Patricia Velie, assistant superintendent for finances and operations, was the ringleader of the event, where she acknowledged that thus far the biggest question coming from the public has been her insistence that passing the $48.5 million bond request will not raise taxes on property owners.
Velie pointed out that homeowners now are paying 8.4 mills each year on the district’s current debt. Approving the proposal Aug. 2 will result in that bond amount remaining as is for the next 25 years.
“It’s a zero mill add,” she said… “An incremental decrease in the millage rate (by turning down the request) would not be that significant at first… I know it’s confusing, but this helps allow for growth.”
She added that the Wayland district has seen growth in taxable value.
The assistant superintendent outlined a “domino effect” stemming from the marquee portion of the bond project — tearing down the nearly 50-year-old swimming pool at the high school to make way for a new one. She said the new pool would result in new lockers rooms for the Fitness Center, a new home for the band program, a move for the choir to a more spacious room, expansion of the wood shop and opening up space for the Computer Aided Design (CAD) program.
“We are looking at this project as not just for an athletic pool, but a community pool for everybody,” she maintained.
Velie said district residents will be able to use the facility and all students can be taught swimming lessons in an area loaded with lakes. Furthermore, this is a chance to restart the lifeguarding program for high school students.
“Every student in Wayland schools will be touched by this bond program,” she insisted.
Joining the party were representatives from architects Tower Pinkster and Triangle Construction, who have been involved in Wayland schools’ building projects in the past.

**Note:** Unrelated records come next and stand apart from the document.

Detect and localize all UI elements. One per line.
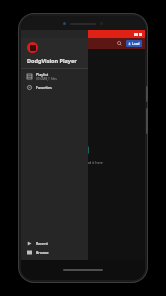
button[interactable]: Browse <box>21 248 88 257</box>
button[interactable]: Playlist <box>21 71 88 82</box>
staticText: DodgVision Player <box>27 57 77 64</box>
staticText: Browse <box>36 250 49 255</box>
staticText: Playlist <box>36 72 49 77</box>
staticText: Load <box>132 42 140 46</box>
staticText: Favorites <box>36 85 52 90</box>
button[interactable]: Load <box>126 40 142 47</box>
staticText: Recent <box>36 241 48 246</box>
staticText: 00.0MB,1 files <box>36 77 57 81</box>
staticText: IPTV files to load it here <box>63 160 103 165</box>
button[interactable]: Search <box>115 39 124 48</box>
button[interactable]: Favorites <box>21 82 88 93</box>
button[interactable]: Recent <box>21 239 88 248</box>
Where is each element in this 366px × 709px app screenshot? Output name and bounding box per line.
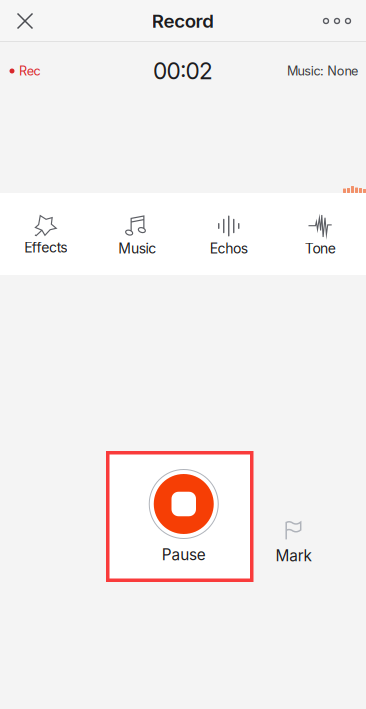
staticText: Music xyxy=(118,240,156,257)
staticText: Mark xyxy=(275,546,312,565)
staticText: Tone xyxy=(305,240,336,257)
button[interactable]: More options xyxy=(308,0,366,42)
staticText: Rec xyxy=(19,63,41,79)
staticText: Music: None xyxy=(287,63,358,79)
button[interactable]: Pause xyxy=(106,451,254,582)
button[interactable]: Echos xyxy=(183,193,274,275)
staticText: Record xyxy=(152,10,214,32)
button[interactable]: Close xyxy=(0,0,50,42)
staticText: 00:02 xyxy=(153,57,213,85)
button[interactable]: Music xyxy=(92,193,183,275)
staticText: Pause xyxy=(162,546,206,564)
staticText: Echos xyxy=(210,240,248,257)
button[interactable]: Mark xyxy=(254,451,334,582)
button[interactable]: Effects xyxy=(0,193,92,275)
button[interactable]: Tone xyxy=(274,193,366,275)
staticText: Effects xyxy=(24,239,67,256)
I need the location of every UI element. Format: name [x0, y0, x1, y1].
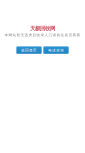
staticText: 天极回收网	[30, 25, 55, 32]
button[interactable]: 电话咨询	[43, 46, 69, 54]
staticText: 电话咨询	[48, 48, 64, 53]
staticText: 本网站暂无该类目收录入口请前往首页看看	[4, 33, 80, 37]
staticText: 返回首页	[21, 48, 37, 53]
button[interactable]: 返回首页	[16, 46, 42, 54]
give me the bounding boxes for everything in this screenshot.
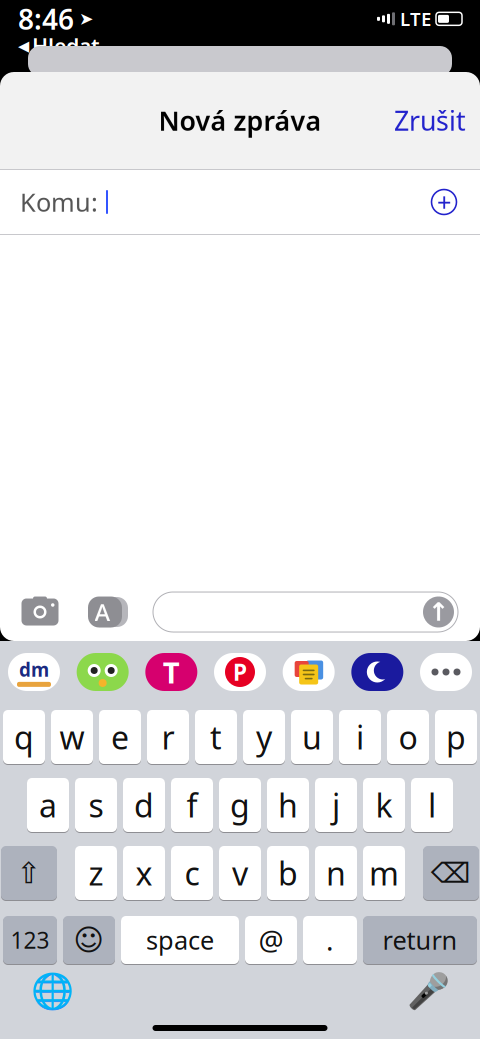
staticText: x [136, 852, 152, 894]
button[interactable]: n [315, 845, 357, 901]
staticText: f [186, 784, 198, 826]
staticText: d [134, 784, 154, 826]
button[interactable]: z [75, 845, 117, 901]
button[interactable]: o [387, 709, 429, 765]
button[interactable]: Apps [82, 595, 128, 629]
button[interactable]: 123 [3, 915, 57, 965]
button[interactable]: s [75, 777, 117, 833]
staticText: u [302, 716, 322, 758]
staticText: m [369, 852, 399, 894]
button[interactable]: Odeslat [423, 596, 454, 628]
button[interactable]: c [171, 845, 213, 901]
button[interactable]: Diktovat [404, 967, 452, 1015]
button[interactable]: T-Mobile [145, 653, 197, 691]
staticText: . [326, 921, 334, 959]
button[interactable]: w [51, 709, 93, 765]
button[interactable]: return [363, 915, 477, 965]
staticText: g [230, 784, 250, 826]
staticText: A [94, 596, 110, 628]
staticText: 8:46 [18, 0, 74, 37]
staticText: dm [19, 657, 49, 682]
staticText: q [14, 716, 34, 758]
button[interactable]: Spánek [351, 653, 403, 691]
staticText: l [428, 784, 436, 826]
staticText: e [111, 716, 129, 758]
button[interactable]: p [435, 709, 477, 765]
staticText: y [256, 716, 272, 758]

Supt. Dr. Christina Hinds noted the election will be Aug. 2, but perhaps a better date to remember is June 23, the first day absentee ballots will be available, She explained that many local residents might be out of town in the first week of August, so absentee voting could ensure they vote regardless.
Steve Hoeksema of Tower Pinkster said, “Apathy is the biggest thing we struggle against. The ‘no’ voters will always show up.”
If the bond passes, work will begin immediately in the summer on repairs and renovations at Dorr, Steeby, Baker and Pine Street elementary schools, as well as a new roof at the middle school. Design work for the new pool also would begin this summer and plans are in place to add parking space at the high school near the pool.
Jeff Koon, who has taken on chairmanship of the Citizens’ Yes Committee, exhorted all in attendance to be part of the campaign in getting out the vote, particularly from those in favor.